Я жду, когда мой приятель объясниться. Он не умеет молчать – слова хлещут из него, как вода из худого ведра. Уж коли начал болтать, не остановится, пока все не вытекут.
- Когда это было-то! Сам черт не разберет этих баб. Я к Росе уже и так, и этак подкатывал, гостинцы ей из города таскаю, слова красивые говорю, какие всем девкам любы, да поди ты – не уболтал. А на тебя она глядит, хоть ты не делаешь ничего. Я тебе как другу говорю, не теряйся. Девка молодая, огонь-девка, сама в руки идет. Кто ж от такого счастья отказываться? Брать надо, рвать вешний цвет.
- Что брать-то?
- Эх ты, блаженный! Вот станет предлагать, тогда поймешь. Кабы на меня девка так глядела, уж я бы не растерялся, продохнуть ей не дал, намял до синяков, губы в кровь исцеловал.

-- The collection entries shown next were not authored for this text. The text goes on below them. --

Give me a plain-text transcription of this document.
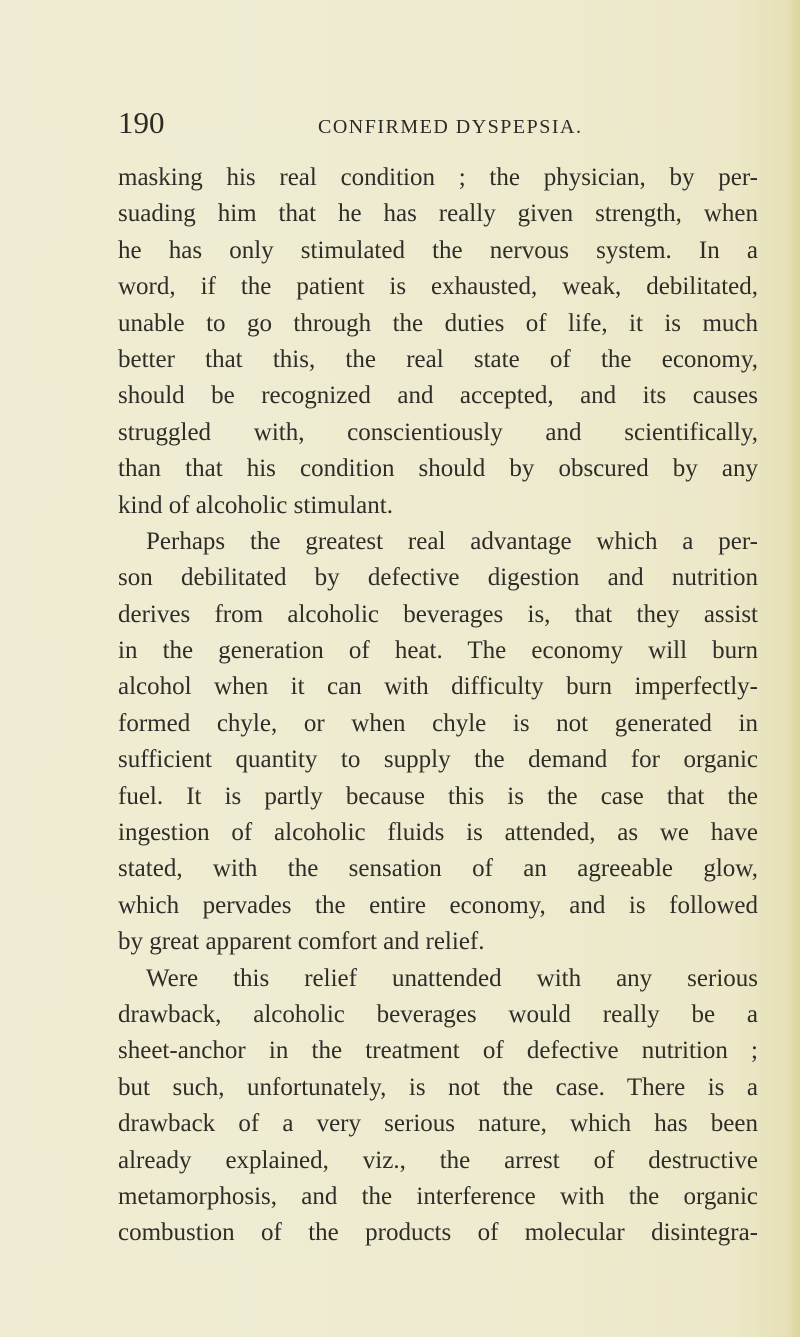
190	CONFIRMED DYSPEPSIA.
masking his real condition ; the physician, by per-
suading him that he has really given strength, when
he has only stimulated the nervous system. In a
word, if the patient is exhausted, weak, debilitated,
unable to go through the duties of life, it is much
better that this, the real state of the economy,
should be recognized and accepted, and its causes
struggled with, conscientiously and scientifically,
than that his condition should by obscured by any
kind of alcoholic stimulant.
Perhaps the greatest real advantage which a per-
son debilitated by defective digestion and nutrition
derives from alcoholic beverages is, that they assist
in the generation of heat. The economy will burn
alcohol when it can with difficulty burn imperfectly-
formed chyle, or when chyle is not generated in
sufficient quantity to supply the demand for organic
fuel. It is partly because this is the case that the
ingestion of alcoholic fluids is attended, as we have
stated, with the sensation of an agreeable glow,
which pervades the entire economy, and is followed
by great apparent comfort and relief.
Were this relief unattended with any serious
drawback, alcoholic beverages would really be a
sheet-anchor in the treatment of defective nutrition ;
but such, unfortunately, is not the case. There is a
drawback of a very serious nature, which has been
already explained, viz., the arrest of destructive
metamorphosis, and the interference with the organic
combustion of the products of molecular disintegra-
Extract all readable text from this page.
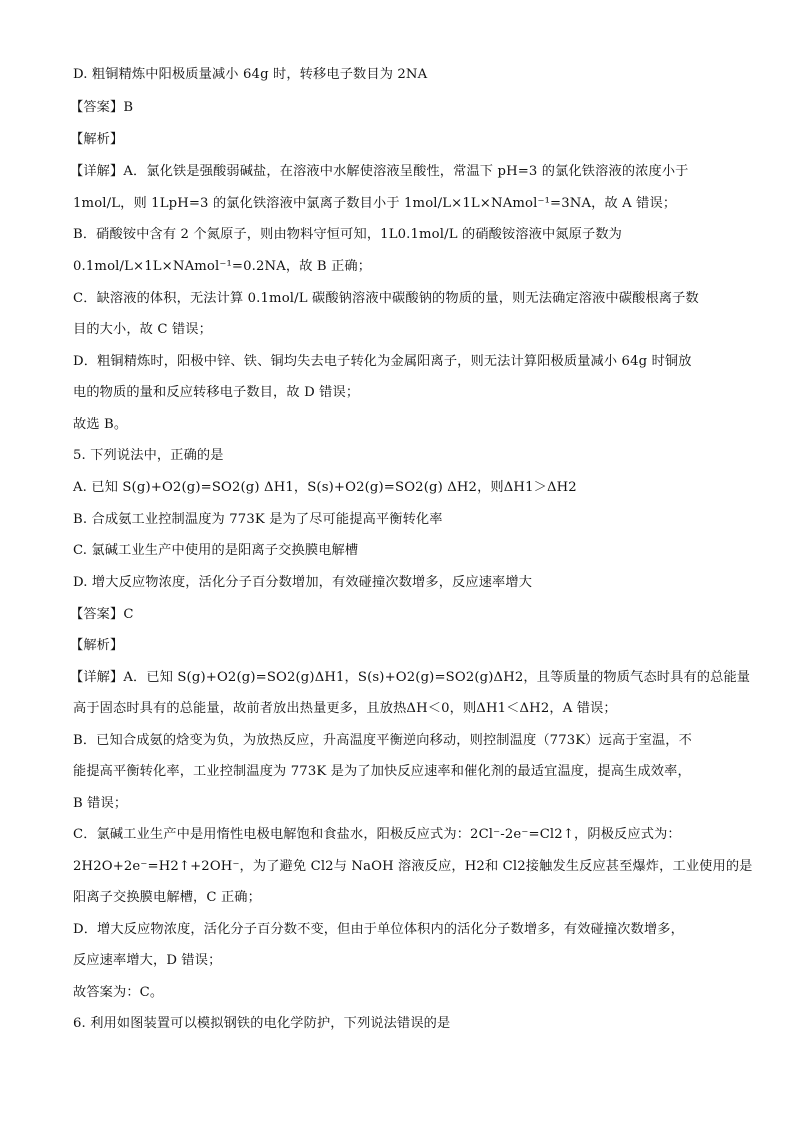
D. 粗铜精炼中阳极质量减小 64g 时，转移电子数目为 2NA
【答案】B
【解析】
【详解】A．氯化铁是强酸弱碱盐，在溶液中水解使溶液呈酸性，常温下 pH=3 的氯化铁溶液的浓度小于
1mol/L，则 1LpH=3 的氯化铁溶液中氯离子数目小于 1mol/L×1L×NAmol⁻¹=3NA，故 A 错误；
B．硝酸铵中含有 2 个氮原子，则由物料守恒可知，1L0.1mol/L 的硝酸铵溶液中氮原子数为
0.1mol/L×1L×NAmol⁻¹=0.2NA，故 B 正确；
C．缺溶液的体积，无法计算 0.1mol/L 碳酸钠溶液中碳酸钠的物质的量，则无法确定溶液中碳酸根离子数
目的大小，故 C 错误；
D．粗铜精炼时，阳极中锌、铁、铜均失去电子转化为金属阳离子，则无法计算阳极质量减小 64g 时铜放
电的物质的量和反应转移电子数目，故 D 错误；
故选 B。
5. 下列说法中，正确的是
A. 已知 S(g)+O2(g)=SO2(g) ΔH1，S(s)+O2(g)=SO2(g) ΔH2，则ΔH1＞ΔH2
B. 合成氨工业控制温度为 773K 是为了尽可能提高平衡转化率
C. 氯碱工业生产中使用的是阳离子交换膜电解槽
D. 增大反应物浓度，活化分子百分数增加，有效碰撞次数增多，反应速率增大
【答案】C
【解析】
【详解】A．已知 S(g)+O2(g)=SO2(g)ΔH1，S(s)+O2(g)=SO2(g)ΔH2，且等质量的物质气态时具有的总能量
高于固态时具有的总能量，故前者放出热量更多，且放热ΔH＜0，则ΔH1＜ΔH2，A 错误；
B．已知合成氨的焓变为负，为放热反应，升高温度平衡逆向移动，则控制温度（773K）远高于室温，不
能提高平衡转化率，工业控制温度为 773K 是为了加快反应速率和催化剂的最适宜温度，提高生成效率，
B 错误；
C．氯碱工业生产中是用惰性电极电解饱和食盐水，阳极反应式为：2Cl⁻-2e⁻=Cl2↑，阴极反应式为：
2H2O+2e⁻=H2↑+2OH⁻，为了避免 Cl2与 NaOH 溶液反应，H2和 Cl2接触发生反应甚至爆炸，工业使用的是
阳离子交换膜电解槽，C 正确；
D．增大反应物浓度，活化分子百分数不变，但由于单位体积内的活化分子数增多，有效碰撞次数增多，
反应速率增大，D 错误；
故答案为：C。
6. 利用如图装置可以模拟钢铁的电化学防护，下列说法错误的是
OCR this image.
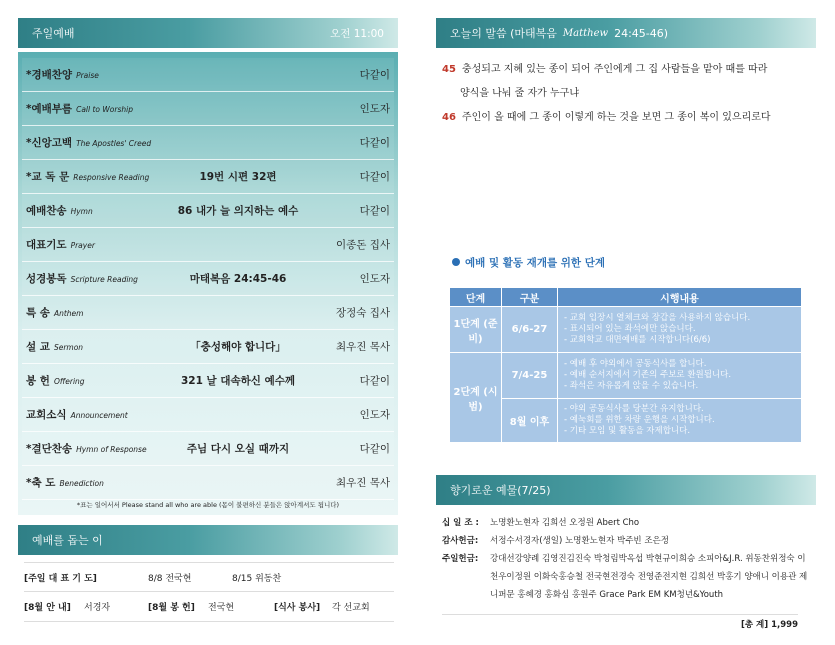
주일예배	오전 11:00
*경배찬양 Praise	다같이
*예배부름 Call to Worship	인도자
*신앙고백 The Apostles' Creed	다같이
*교 독 문 Responsive Reading	19번 시편 32편	다같이
예배찬송 Hymn	86 내가 늘 의지하는 예수	다같이
대표기도 Prayer	이종돈 집사
성경봉독 Scripture Reading	마태복음 24:45-46	인도자
특 송 Anthem	장정숙 집사
설 교 Sermon	「충성해야 합니다」	최우진 목사
봉 헌 Offering	321 날 대속하신 예수께	다같이
교회소식 Announcement	인도자
*결단찬송 Hymn of Response	주님 다시 오실 때까지	다같이
*축 도 Benediction	최우진 목사
*표는 일어서서 Please stand all who are able (몸이 불편하신 분들은 앉아계셔도 됩니다)
예배를 돕는 이
[주일 대 표 기 도]	8/8 전국현	8/15 위동찬
[8월 안 내]	서경자	[8월 봉 헌]	전국현	[식사 봉사]	각 선교회
오늘의 말씀 (마태복음 Matthew 24:45-46)
45 충성되고 지혜 있는 종이 되어 주인에게 그 집 사람들을 맡아 때를 따라
양식을 나눠 줄 자가 누구냐
46 주인이 올 때에 그 종이 이렇게 하는 것을 보면 그 종이 복이 있으리로다
예배 및 활동 재개를 위한 단계
단계	구분	시행내용
1단계 (준비)	6/6-27	- 교회 입장시 열체크와 장갑을 사용하지 않습니다.
- 표시되어 있는 좌석에만 앉습니다.
- 교회학교 대면예배를 시작합니다(6/6)

2단계 (시범)	7/4-25	- 예배 후 야외에서 공동식사를 합니다.
- 예배 순서지에서 기존의 주보로 환원됩니다.
- 좌석은 자유롭게 앉을 수 있습니다.

	8월 이후	- 야외 공동식사를 당분간 유지합니다.
- 예눅회를 위한 차량 운행을 시작합니다.
- 기타 모임 및 활동을 자제합니다.
향기로운 예물(7/25)
십 일 조 :	노명환노현자 김희선 오정원 Abert Cho
감사헌금:	서정수서경자(생일) 노명환노현자 박주빈 조은정
주일헌금:	강대선강양례 김영진김진숙 박청림박옥섭 박현규이희승 소피아&J.R. 위동찬위정숙 이천우이정원 이화숙홍승철 전국현전경숙 전영준전지현 김희선 박홍기 양애니 이용관 제니퍼문 홍혜경 홍화심 홍원주 Grace Park EM KM청년&Youth
[총 계] 1,999
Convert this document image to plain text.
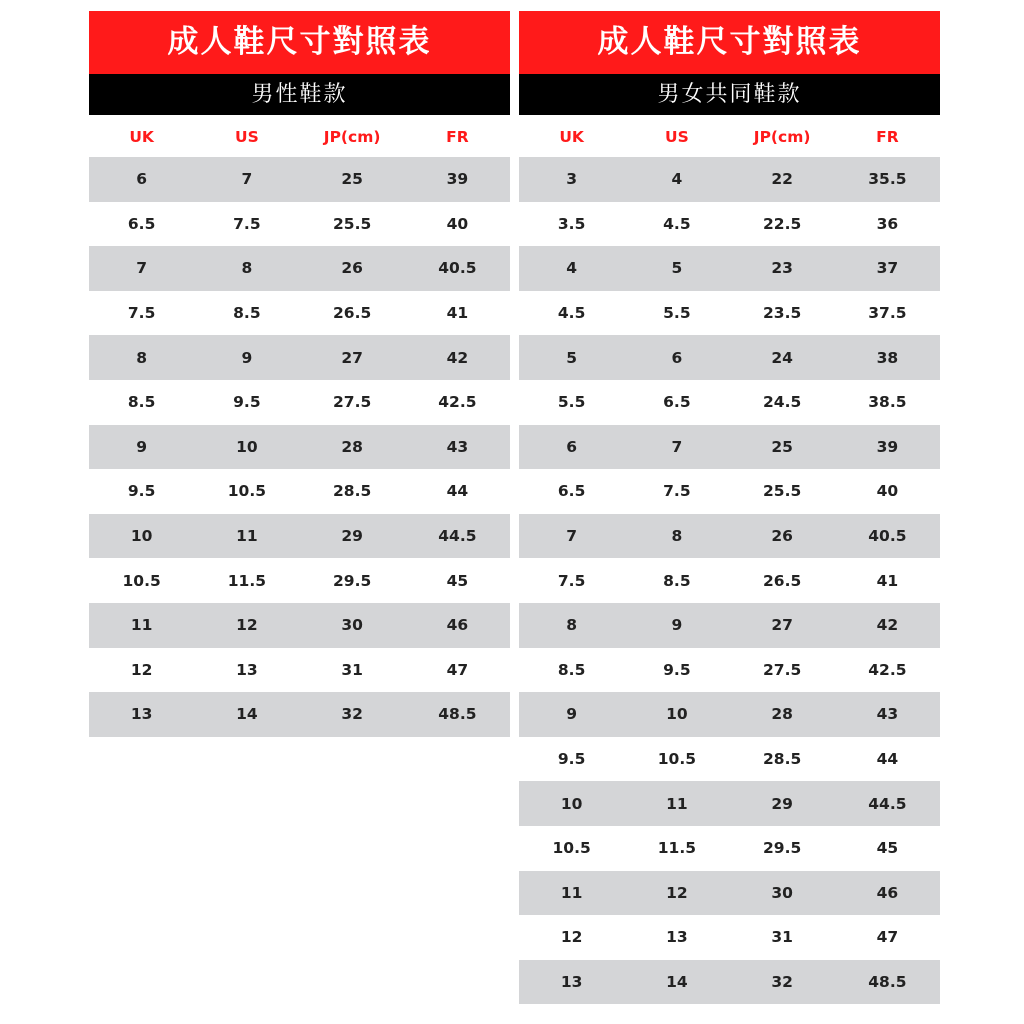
成人鞋尺寸對照表
男性鞋款
UK	US	JP(cm)	FR
6	7	25	39
6.5	7.5	25.5	40
7	8	26	40.5
7.5	8.5	26.5	41
8	9	27	42
8.5	9.5	27.5	42.5
9	10	28	43
9.5	10.5	28.5	44
10	11	29	44.5
10.5	11.5	29.5	45
11	12	30	46
12	13	31	47
13	14	32	48.5
成人鞋尺寸對照表
男女共同鞋款
UK	US	JP(cm)	FR
3	4	22	35.5
3.5	4.5	22.5	36
4	5	23	37
4.5	5.5	23.5	37.5
5	6	24	38
5.5	6.5	24.5	38.5
6	7	25	39
6.5	7.5	25.5	40
7	8	26	40.5
7.5	8.5	26.5	41
8	9	27	42
8.5	9.5	27.5	42.5
9	10	28	43
9.5	10.5	28.5	44
10	11	29	44.5
10.5	11.5	29.5	45
11	12	30	46
12	13	31	47
13	14	32	48.5
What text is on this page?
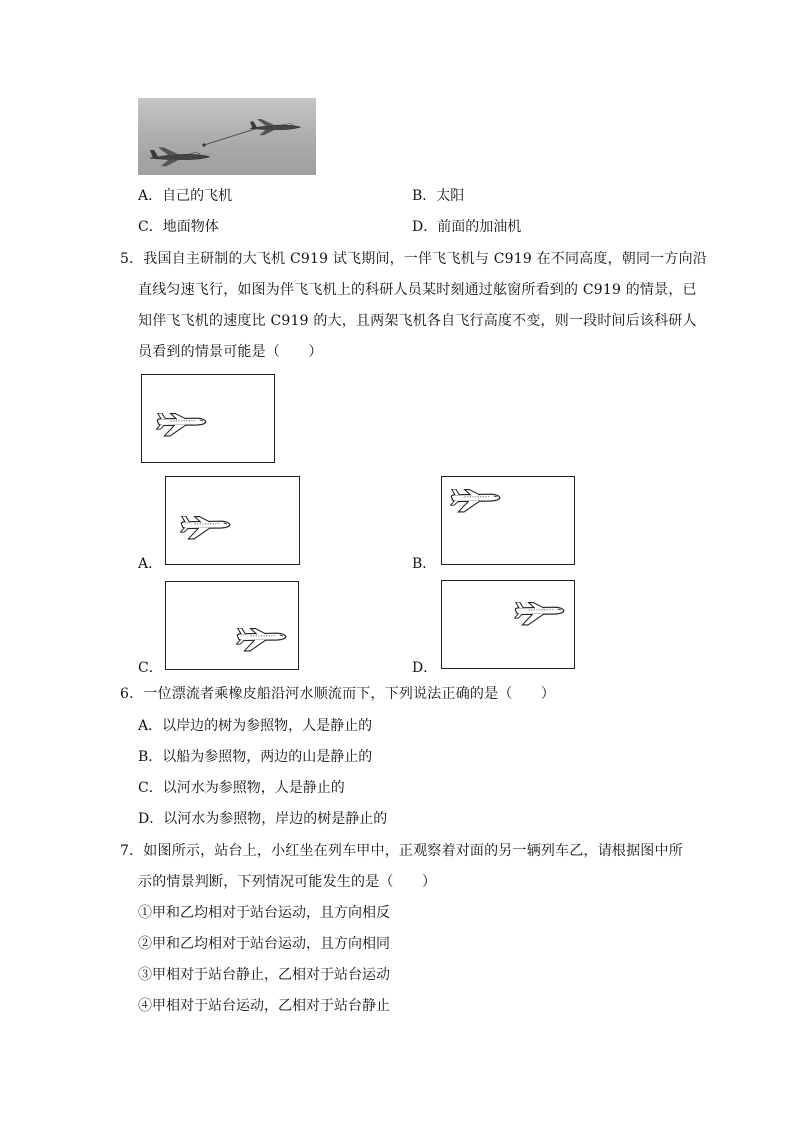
A．自己的飞机	B．太阳
C．地面物体	D．前面的加油机
5．我国自主研制的大飞机 C919 试飞期间，一伴飞飞机与 C919 在不同高度，朝同一方向沿
直线匀速飞行，如图为伴飞飞机上的科研人员某时刻通过舷窗所看到的 C919 的情景，已
知伴飞飞机的速度比 C919 的大，且两架飞机各自飞行高度不变，则一段时间后该科研人
员看到的情景可能是（　　）
A．	B．
C．	D．
6．一位漂流者乘橡皮船沿河水顺流而下，下列说法正确的是（　　）
A．以岸边的树为参照物，人是静止的
B．以船为参照物，两边的山是静止的
C．以河水为参照物，人是静止的
D．以河水为参照物，岸边的树是静止的
7．如图所示，站台上，小红坐在列车甲中，正观察着对面的另一辆列车乙，请根据图中所
示的情景判断，下列情况可能发生的是（　　）
①甲和乙均相对于站台运动，且方向相反
②甲和乙均相对于站台运动，且方向相同
③甲相对于站台静止，乙相对于站台运动
④甲相对于站台运动，乙相对于站台静止
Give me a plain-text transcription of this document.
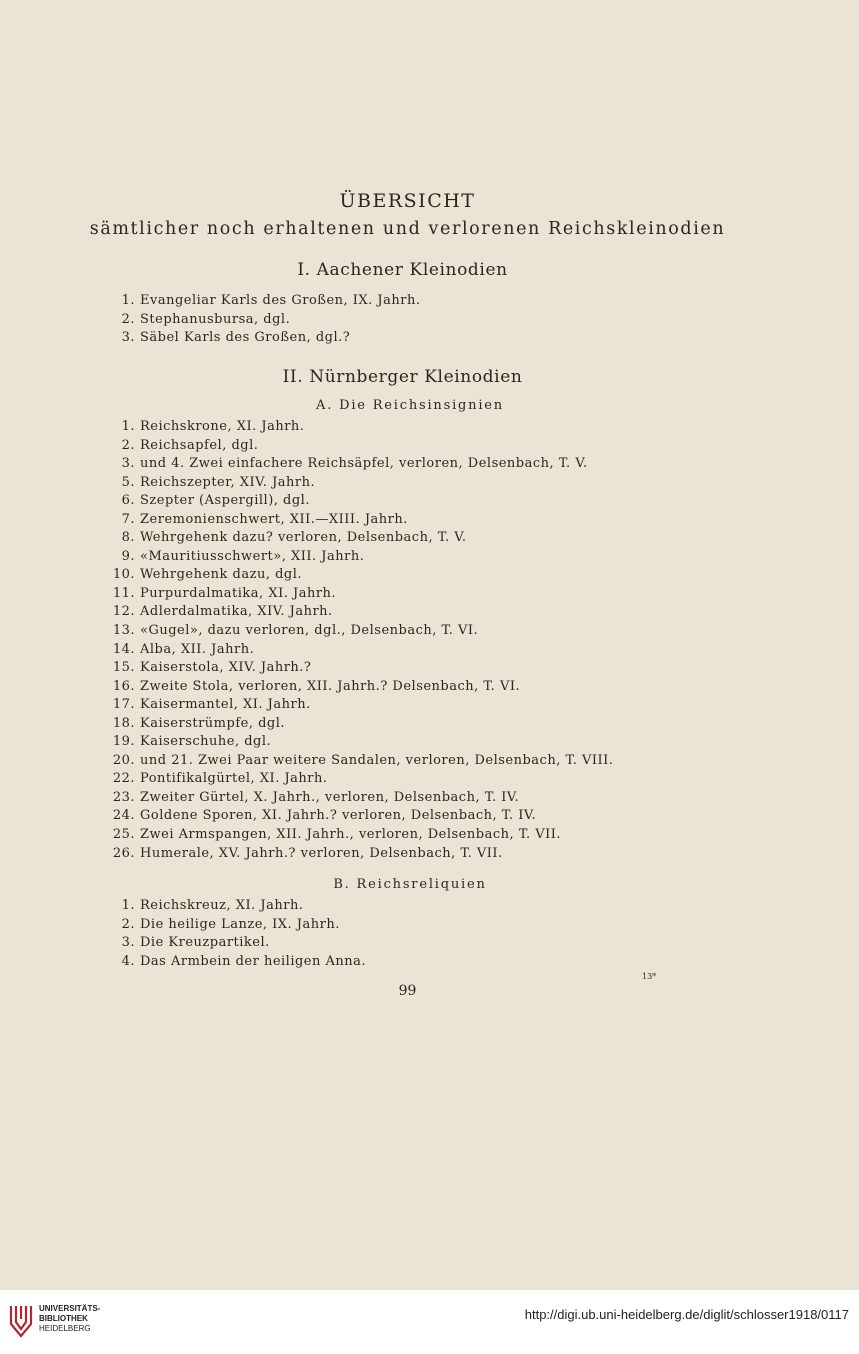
ÜBERSICHT
sämtlicher noch erhaltenen und verlorenen Reichskleinodien
I. Aachener Kleinodien
1. Evangeliar Karls des Großen, IX. Jahrh.
2. Stephanusbursa, dgl.
3. Säbel Karls des Großen, dgl.?
II. Nürnberger Kleinodien
A. Die Reichsinsignien
1. Reichskrone, XI. Jahrh.
2. Reichsapfel, dgl.
3. und 4. Zwei einfachere Reichsäpfel, verloren, Delsenbach, T. V.
5. Reichszepter, XIV. Jahrh.
6. Szepter (Aspergill), dgl.
7. Zeremonienschwert, XII.—XIII. Jahrh.
8. Wehrgehenk dazu? verloren, Delsenbach, T. V.
9. «Mauritiusschwert», XII. Jahrh.
10. Wehrgehenk dazu, dgl.
11. Purpurdalmatika, XI. Jahrh.
12. Adlerdalmatika, XIV. Jahrh.
13. «Gugel», dazu verloren, dgl., Delsenbach, T. VI.
14. Alba, XII. Jahrh.
15. Kaiserstola, XIV. Jahrh.?
16. Zweite Stola, verloren, XII. Jahrh.? Delsenbach, T. VI.
17. Kaisermantel, XI. Jahrh.
18. Kaiserstrümpfe, dgl.
19. Kaiserschuhe, dgl.
20. und 21. Zwei Paar weitere Sandalen, verloren, Delsenbach, T. VIII.
22. Pontifikalgürtel, XI. Jahrh.
23. Zweiter Gürtel, X. Jahrh., verloren, Delsenbach, T. IV.
24. Goldene Sporen, XI. Jahrh.? verloren, Delsenbach, T. IV.
25. Zwei Armspangen, XII. Jahrh., verloren, Delsenbach, T. VII.
26. Humerale, XV. Jahrh.? verloren, Delsenbach, T. VII.
B. Reichsreliquien
1. Reichskreuz, XI. Jahrh.
2. Die heilige Lanze, IX. Jahrh.
3. Die Kreuzpartikel.
4. Das Armbein der heiligen Anna.
13*
99
UNIVERSITÄTS-
BIBLIOTHEK
HEIDELBERG
http://digi.ub.uni-heidelberg.de/diglit/schlosser1918/0117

Мне не нравятся хищный блестящий взгляд Гермьяна, не нравится его кривая ухмылка. От него пышет жаром – сухим, опаляющим, застящим мысли и чувства, даже рядом стоять – и то душно. Невольно отступаю назад. После того, как он отворил память, чтобы отдать мне счастливый день, дверь между нами так до конца и не закрылась, и в оставшийся зазор нет-нет да и сквозят его чувства. Как прежде Гермьян алкал вина или денег, ныне он хочет обладать Росой, и не видит никакой разницы между своими желаниями. Я начинаю опасаться за девушку.
- Опомнись, Гермьян, она совсем ребенок! Ей бы в куклы играть.
- Ну, так поиграй с ней в куклы. Или в кой-что другое.